Show answer CIS Benchmarks are prescriptive security configuration guides for OSes, cloud providers, databases, and containers. Use automated scanners (CIS-CAT, Lunar, kube-bench for Kubernetes) to audit systems against the benchmark, then remediate failures. Run scans on every new AMI/image build and periodically in production.

🔴 Hard (5)

1. What are the correct remediation steps when a secret is accidentally committed to git?

Show answer 1) Rotate the secret immediately (assume compromised). 2) Rewrite git history with git filter-repo (only after rotation). 3) Force-push the cleaned branch. 4) Invalidate cached copies in CI caches, container images, and artifacts.

2. What are the minimum security events you should monitor and alert on?

Show answer Authentication successes and failures, privilege escalation events, configuration changes on critical systems, network connection anomalies, and file integrity changes on sensitive paths (e.g., /etc/passwd, /etc/shadow).

3. What container security anti-patterns beyond running as root should you avoid?

Show answer Using the :latest tag (no reproducibility), running privileged containers, not scanning images for CVEs, mounting the Docker socket into containers (gives full host control), and storing secrets in environment variables visible via docker inspect.

4. What is a secret rotation SLA, and what are reasonable targets?

Show answer A secret rotation SLA defines the maximum time a credential can live before mandatory rotation. Reasonable targets: API keys and tokens — 90 days, database passwords — 90 days, service account keys — 180 days, emergency/break-glass credentials — after every use.
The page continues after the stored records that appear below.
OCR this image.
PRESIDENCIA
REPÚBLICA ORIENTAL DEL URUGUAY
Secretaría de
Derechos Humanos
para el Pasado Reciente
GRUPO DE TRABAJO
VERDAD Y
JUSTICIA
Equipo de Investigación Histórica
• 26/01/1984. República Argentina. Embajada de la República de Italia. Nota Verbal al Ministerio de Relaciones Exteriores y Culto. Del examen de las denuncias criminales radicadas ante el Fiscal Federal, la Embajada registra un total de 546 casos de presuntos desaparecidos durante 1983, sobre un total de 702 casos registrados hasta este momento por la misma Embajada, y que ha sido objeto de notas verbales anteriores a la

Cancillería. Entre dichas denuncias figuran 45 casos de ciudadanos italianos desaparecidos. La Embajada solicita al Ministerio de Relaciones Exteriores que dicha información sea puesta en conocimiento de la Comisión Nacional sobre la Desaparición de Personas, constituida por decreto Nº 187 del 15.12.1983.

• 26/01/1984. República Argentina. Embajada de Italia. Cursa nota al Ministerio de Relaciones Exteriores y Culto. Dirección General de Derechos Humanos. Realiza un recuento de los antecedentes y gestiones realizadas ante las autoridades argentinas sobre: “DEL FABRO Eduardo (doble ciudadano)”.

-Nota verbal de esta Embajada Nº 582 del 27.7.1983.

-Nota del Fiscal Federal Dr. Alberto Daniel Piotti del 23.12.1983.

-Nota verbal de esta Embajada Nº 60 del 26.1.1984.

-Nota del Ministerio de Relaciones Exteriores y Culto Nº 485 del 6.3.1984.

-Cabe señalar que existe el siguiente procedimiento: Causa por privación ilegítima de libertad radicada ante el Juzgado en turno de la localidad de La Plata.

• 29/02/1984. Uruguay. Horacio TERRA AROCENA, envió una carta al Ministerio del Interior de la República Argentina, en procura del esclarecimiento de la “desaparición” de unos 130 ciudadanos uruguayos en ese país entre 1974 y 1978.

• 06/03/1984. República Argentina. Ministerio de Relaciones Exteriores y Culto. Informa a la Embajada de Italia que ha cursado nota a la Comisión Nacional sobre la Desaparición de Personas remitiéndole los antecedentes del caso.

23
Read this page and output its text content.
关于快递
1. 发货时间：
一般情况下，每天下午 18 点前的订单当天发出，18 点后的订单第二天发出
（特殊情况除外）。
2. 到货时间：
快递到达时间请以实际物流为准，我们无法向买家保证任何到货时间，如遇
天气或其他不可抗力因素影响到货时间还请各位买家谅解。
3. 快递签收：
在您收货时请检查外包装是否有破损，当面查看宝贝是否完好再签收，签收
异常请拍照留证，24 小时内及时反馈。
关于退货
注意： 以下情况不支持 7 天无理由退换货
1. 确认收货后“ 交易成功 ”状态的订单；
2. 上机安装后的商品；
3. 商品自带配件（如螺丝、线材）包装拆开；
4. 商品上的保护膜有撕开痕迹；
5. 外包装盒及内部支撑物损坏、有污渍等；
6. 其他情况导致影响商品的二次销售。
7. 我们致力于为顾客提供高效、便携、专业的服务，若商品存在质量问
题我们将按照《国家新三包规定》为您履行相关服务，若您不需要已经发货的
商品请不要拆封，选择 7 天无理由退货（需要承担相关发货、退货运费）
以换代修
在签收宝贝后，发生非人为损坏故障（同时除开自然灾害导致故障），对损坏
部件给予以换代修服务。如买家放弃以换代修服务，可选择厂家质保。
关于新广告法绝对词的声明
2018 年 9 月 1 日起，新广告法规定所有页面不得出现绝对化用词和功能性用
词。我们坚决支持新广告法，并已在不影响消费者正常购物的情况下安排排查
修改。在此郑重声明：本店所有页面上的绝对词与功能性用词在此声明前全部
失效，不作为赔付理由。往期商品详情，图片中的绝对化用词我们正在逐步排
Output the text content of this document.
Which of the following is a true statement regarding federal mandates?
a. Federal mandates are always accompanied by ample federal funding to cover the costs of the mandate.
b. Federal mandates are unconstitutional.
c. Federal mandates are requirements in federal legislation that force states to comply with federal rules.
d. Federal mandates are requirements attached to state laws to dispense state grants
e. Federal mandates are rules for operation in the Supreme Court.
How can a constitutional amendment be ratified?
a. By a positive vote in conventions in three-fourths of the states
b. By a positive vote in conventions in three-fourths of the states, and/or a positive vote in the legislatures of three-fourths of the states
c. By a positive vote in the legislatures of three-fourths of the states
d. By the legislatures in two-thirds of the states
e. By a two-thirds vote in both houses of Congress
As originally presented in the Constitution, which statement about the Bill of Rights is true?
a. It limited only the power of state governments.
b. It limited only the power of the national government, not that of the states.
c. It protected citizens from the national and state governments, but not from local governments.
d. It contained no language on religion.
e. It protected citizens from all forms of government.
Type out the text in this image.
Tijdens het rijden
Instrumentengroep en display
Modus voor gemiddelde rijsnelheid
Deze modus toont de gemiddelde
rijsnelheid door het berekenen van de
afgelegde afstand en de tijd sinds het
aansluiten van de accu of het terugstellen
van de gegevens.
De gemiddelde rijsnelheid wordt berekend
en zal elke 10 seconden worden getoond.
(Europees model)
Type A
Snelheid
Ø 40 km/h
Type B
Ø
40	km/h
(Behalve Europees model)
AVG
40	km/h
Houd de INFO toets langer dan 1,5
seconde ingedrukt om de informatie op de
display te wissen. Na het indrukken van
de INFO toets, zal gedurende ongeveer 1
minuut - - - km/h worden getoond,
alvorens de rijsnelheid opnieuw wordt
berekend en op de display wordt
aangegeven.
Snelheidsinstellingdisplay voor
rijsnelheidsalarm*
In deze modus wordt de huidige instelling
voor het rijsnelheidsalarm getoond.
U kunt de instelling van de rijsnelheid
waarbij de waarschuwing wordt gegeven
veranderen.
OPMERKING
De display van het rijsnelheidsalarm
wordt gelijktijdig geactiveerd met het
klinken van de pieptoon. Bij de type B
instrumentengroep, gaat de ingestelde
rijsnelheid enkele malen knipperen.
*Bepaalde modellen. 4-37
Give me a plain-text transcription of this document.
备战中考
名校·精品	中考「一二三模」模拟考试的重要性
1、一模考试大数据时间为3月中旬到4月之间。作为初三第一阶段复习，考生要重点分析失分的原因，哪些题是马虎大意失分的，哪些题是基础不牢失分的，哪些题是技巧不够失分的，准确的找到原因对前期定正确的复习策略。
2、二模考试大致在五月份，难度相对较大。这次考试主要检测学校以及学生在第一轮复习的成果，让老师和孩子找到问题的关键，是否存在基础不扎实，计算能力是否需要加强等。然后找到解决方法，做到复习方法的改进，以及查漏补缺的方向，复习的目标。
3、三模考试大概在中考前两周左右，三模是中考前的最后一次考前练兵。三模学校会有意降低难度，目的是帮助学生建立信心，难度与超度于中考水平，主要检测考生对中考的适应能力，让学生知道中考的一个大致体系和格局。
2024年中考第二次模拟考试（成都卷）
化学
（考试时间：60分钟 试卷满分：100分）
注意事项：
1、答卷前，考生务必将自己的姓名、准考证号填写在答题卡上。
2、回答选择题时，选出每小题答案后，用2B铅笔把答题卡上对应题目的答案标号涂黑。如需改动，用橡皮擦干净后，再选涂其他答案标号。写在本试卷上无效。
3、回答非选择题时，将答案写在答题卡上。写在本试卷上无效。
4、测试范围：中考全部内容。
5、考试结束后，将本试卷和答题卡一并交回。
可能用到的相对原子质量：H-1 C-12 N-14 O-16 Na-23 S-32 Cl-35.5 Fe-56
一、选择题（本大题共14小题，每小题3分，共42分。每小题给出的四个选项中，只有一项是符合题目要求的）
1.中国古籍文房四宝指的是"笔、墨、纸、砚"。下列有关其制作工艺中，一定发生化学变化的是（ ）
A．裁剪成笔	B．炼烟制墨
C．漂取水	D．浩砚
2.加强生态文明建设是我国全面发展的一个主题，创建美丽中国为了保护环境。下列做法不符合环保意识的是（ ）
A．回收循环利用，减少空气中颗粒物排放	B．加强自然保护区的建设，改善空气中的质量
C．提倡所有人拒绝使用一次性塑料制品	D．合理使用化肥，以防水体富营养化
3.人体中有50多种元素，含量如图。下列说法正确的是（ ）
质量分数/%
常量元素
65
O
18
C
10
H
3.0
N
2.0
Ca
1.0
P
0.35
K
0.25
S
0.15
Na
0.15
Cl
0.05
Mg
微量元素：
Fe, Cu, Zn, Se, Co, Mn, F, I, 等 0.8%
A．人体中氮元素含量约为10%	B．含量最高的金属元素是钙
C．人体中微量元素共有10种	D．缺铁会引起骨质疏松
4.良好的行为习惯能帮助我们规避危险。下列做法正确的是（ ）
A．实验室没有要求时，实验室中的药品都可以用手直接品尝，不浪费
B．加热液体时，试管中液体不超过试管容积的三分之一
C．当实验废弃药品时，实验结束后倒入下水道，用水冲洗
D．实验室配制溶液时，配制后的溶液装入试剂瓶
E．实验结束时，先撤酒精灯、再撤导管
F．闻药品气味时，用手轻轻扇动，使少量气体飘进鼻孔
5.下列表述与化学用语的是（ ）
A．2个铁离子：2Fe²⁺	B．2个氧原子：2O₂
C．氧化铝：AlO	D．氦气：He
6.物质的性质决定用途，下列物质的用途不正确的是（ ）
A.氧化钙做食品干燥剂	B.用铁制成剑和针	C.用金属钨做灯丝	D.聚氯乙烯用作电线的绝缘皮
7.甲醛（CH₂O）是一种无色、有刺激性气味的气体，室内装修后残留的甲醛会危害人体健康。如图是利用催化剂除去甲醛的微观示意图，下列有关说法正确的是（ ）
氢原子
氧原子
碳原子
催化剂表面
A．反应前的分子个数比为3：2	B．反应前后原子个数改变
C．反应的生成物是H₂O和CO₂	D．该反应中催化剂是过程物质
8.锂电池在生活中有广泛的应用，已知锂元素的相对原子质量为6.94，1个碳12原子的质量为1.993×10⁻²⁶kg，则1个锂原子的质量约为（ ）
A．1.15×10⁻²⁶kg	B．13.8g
Automate rotation or enforce via expiry policies.

5. How do you detect credential exfiltration from a compromised host?

Show answer Monitor for: unusual outbound DNS queries (data tunneling), unexpected API calls from the host's identity, access from new IP ranges or geolocations, credential use outside normal hours, and secrets accessed that the service does not normally use. Tools: CloudTrail anomaly detection, SIEM correlation rules, canary tokens (honeypot credentials that alert on use).